Bihar launches pilot project for community cultivation of biofortified wheat, first in country
Kurkribigha in Bihar has been selected as the first model village by the Rural Development Council (RDC) in the country to grow biofortified wheat.
As part of the state agriculture department’s initiative to encourage farming of crops of high nutrition value and thereby tackle rampant malnutrition, about 1,800 farmers of Kukribigha village, located in the outskirt of Patna, would start cultivation of biofortified wheat in the upcoming rabi season.
Agriculture minister Prem Kumar launched the much talked about project at Kurkribigha, which has been selected as the first model village by the Rural Development Council (RDC) in the country to grow biofortified wheat, which contains a high proportion of zinc and other micronutrients.
The minister said that cultivation of biofortified wheat would also be launched at another village in Gaya, the minister’s home town, and formalities for community farming would complete soon.
“Production of biofortified grains would ensure highest value-for-money investments for economic prosperity of farmers,” he added.

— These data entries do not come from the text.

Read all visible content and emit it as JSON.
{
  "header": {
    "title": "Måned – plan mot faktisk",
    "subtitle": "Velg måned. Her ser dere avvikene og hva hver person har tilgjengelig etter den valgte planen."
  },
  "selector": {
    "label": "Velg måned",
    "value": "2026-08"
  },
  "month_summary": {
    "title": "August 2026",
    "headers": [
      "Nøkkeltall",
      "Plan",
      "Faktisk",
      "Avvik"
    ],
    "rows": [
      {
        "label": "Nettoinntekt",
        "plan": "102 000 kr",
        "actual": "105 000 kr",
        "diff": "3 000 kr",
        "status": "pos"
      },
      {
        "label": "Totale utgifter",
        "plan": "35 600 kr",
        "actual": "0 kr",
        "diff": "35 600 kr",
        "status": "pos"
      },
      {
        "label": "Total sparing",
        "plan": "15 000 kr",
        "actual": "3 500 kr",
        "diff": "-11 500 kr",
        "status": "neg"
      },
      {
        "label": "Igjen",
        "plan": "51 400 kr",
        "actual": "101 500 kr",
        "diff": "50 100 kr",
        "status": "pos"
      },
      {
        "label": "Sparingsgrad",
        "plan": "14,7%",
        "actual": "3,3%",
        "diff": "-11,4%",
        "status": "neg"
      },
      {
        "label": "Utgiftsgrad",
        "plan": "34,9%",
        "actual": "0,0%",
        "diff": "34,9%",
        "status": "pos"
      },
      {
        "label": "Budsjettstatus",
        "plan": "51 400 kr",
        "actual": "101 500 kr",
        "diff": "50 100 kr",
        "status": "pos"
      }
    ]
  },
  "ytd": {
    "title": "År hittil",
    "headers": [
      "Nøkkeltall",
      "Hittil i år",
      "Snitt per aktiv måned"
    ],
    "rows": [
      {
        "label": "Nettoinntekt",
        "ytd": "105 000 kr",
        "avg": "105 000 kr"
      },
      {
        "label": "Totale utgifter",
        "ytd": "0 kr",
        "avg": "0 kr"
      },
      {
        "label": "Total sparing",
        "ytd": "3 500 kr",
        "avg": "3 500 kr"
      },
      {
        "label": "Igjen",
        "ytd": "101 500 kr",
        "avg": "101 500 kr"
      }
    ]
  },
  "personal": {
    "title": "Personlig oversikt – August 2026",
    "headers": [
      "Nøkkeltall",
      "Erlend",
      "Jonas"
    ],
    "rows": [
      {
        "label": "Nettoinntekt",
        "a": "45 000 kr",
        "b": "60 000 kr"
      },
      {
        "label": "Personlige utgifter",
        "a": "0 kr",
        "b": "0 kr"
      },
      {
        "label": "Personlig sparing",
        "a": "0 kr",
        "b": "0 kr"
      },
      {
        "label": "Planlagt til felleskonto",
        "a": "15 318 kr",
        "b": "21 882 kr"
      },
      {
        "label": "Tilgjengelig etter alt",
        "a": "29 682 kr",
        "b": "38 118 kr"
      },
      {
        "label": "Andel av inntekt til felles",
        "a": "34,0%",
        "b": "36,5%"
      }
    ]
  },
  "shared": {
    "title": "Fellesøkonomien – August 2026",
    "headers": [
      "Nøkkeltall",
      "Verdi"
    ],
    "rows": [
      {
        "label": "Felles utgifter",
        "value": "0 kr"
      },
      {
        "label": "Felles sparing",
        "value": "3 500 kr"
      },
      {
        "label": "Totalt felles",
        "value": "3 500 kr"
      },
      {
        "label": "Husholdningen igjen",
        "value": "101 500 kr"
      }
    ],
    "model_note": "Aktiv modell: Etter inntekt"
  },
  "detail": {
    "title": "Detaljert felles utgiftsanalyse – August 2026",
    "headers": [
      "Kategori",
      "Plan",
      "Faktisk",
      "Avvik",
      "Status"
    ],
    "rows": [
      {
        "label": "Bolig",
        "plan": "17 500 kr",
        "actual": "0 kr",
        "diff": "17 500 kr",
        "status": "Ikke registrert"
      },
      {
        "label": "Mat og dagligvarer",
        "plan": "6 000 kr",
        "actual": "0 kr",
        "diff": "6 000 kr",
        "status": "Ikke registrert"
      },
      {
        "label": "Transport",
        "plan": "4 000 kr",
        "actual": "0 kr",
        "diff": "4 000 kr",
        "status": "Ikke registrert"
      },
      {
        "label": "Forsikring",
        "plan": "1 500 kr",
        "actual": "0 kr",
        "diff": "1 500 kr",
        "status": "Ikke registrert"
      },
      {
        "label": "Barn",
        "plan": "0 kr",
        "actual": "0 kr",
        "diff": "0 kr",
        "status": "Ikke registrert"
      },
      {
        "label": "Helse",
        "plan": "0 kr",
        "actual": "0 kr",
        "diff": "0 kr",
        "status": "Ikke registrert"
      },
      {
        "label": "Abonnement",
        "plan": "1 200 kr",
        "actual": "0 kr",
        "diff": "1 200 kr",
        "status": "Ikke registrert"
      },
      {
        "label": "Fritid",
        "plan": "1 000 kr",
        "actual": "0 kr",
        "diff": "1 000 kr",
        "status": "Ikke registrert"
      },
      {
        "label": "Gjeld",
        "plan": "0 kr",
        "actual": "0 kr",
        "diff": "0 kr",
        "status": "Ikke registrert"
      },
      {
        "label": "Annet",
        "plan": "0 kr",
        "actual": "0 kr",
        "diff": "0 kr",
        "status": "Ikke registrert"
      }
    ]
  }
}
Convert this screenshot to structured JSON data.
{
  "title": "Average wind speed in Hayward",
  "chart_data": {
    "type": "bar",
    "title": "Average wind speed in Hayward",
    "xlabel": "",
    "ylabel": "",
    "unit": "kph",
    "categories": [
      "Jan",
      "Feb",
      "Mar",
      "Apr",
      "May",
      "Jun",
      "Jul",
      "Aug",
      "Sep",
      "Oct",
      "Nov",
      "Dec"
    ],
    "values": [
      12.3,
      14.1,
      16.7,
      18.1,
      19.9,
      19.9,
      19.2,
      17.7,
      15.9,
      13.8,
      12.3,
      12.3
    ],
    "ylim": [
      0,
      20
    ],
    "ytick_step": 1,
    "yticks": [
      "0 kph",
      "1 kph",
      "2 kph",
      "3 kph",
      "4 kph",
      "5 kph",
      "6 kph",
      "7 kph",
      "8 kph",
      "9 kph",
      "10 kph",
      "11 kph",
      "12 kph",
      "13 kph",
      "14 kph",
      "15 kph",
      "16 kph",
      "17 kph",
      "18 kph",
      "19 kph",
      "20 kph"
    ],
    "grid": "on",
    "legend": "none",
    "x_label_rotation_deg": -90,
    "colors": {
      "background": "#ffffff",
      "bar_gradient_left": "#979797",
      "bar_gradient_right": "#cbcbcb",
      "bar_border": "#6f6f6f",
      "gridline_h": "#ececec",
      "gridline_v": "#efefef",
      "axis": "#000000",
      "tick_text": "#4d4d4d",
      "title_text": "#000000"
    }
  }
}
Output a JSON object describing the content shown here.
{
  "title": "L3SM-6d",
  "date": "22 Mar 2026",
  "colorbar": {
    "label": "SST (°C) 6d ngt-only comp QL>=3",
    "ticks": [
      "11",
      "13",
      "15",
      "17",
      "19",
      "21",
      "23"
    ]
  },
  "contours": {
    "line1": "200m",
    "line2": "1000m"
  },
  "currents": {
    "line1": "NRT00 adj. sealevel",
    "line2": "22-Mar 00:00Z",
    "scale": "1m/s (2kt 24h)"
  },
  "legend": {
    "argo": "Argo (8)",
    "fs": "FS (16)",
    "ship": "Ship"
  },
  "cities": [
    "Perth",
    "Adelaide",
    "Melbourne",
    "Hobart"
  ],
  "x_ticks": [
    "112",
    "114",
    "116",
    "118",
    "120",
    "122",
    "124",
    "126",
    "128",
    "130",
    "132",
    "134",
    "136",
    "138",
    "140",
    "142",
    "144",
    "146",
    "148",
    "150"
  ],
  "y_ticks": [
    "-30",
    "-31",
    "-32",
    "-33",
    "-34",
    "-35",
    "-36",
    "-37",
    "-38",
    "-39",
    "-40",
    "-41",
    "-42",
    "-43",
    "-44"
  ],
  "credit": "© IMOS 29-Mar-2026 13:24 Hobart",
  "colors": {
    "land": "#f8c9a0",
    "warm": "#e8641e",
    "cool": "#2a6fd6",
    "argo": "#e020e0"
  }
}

Prevalence of Covid-19 pandemic has exposed the vulnerability of the state to food and nutritional insecurity. The state has a 72.7 percent death rate, generally attributed to malnutrition in children ageing less than five years, as compared to the national average of 69.2 percent. This state-wide data on malnutrition was presented by the Indian Council of Medical Research (ICMR), Public Health Foundation of India (PHFI), and the National Institute of Nutrition (NIN) last year.
Kumar said that farmers would get free of cost seeds, along with other farm input such as organic manure and mechanical tools to prepare the fields for farming and harvesting the crop. “Farming of biofortified wheat, maize and other cereals like paddy would be extended to other parts of the state upon successful completion of the pilot project in the two villages,” said the minister.
Citing a national-level study, the minister said children who ate high-zinc wheat, as chapatti or puri flatbread, or as porridge, experienced 17 percent fewer days with pneumonia and 39 percent fewer days vomiting, compared to children who consumed a lower zinc variety typical of conventional wheat.
“Mothers who ate high-zinc wheat spent 9 percent fewer days with fever,” said Kumar.
Bihar agriculture management extension training institute (Bameti), a state government institute, would provide necessary skill training to farmers for cultivation of biofortified wheat with technical support from Mahindra and Mahindra and other multinational organisation engaged in health and nutritional programmes.
An agricultural scientist of RDC said that zinc was an essential micronutrient, required for healthy growth and development. “Inadequate zinc intake can weaken the immune system, making children more vulnerable to infections and respiratory illnesses like pneumonia, which are the two principal killers of children of this age around the world,” he explained.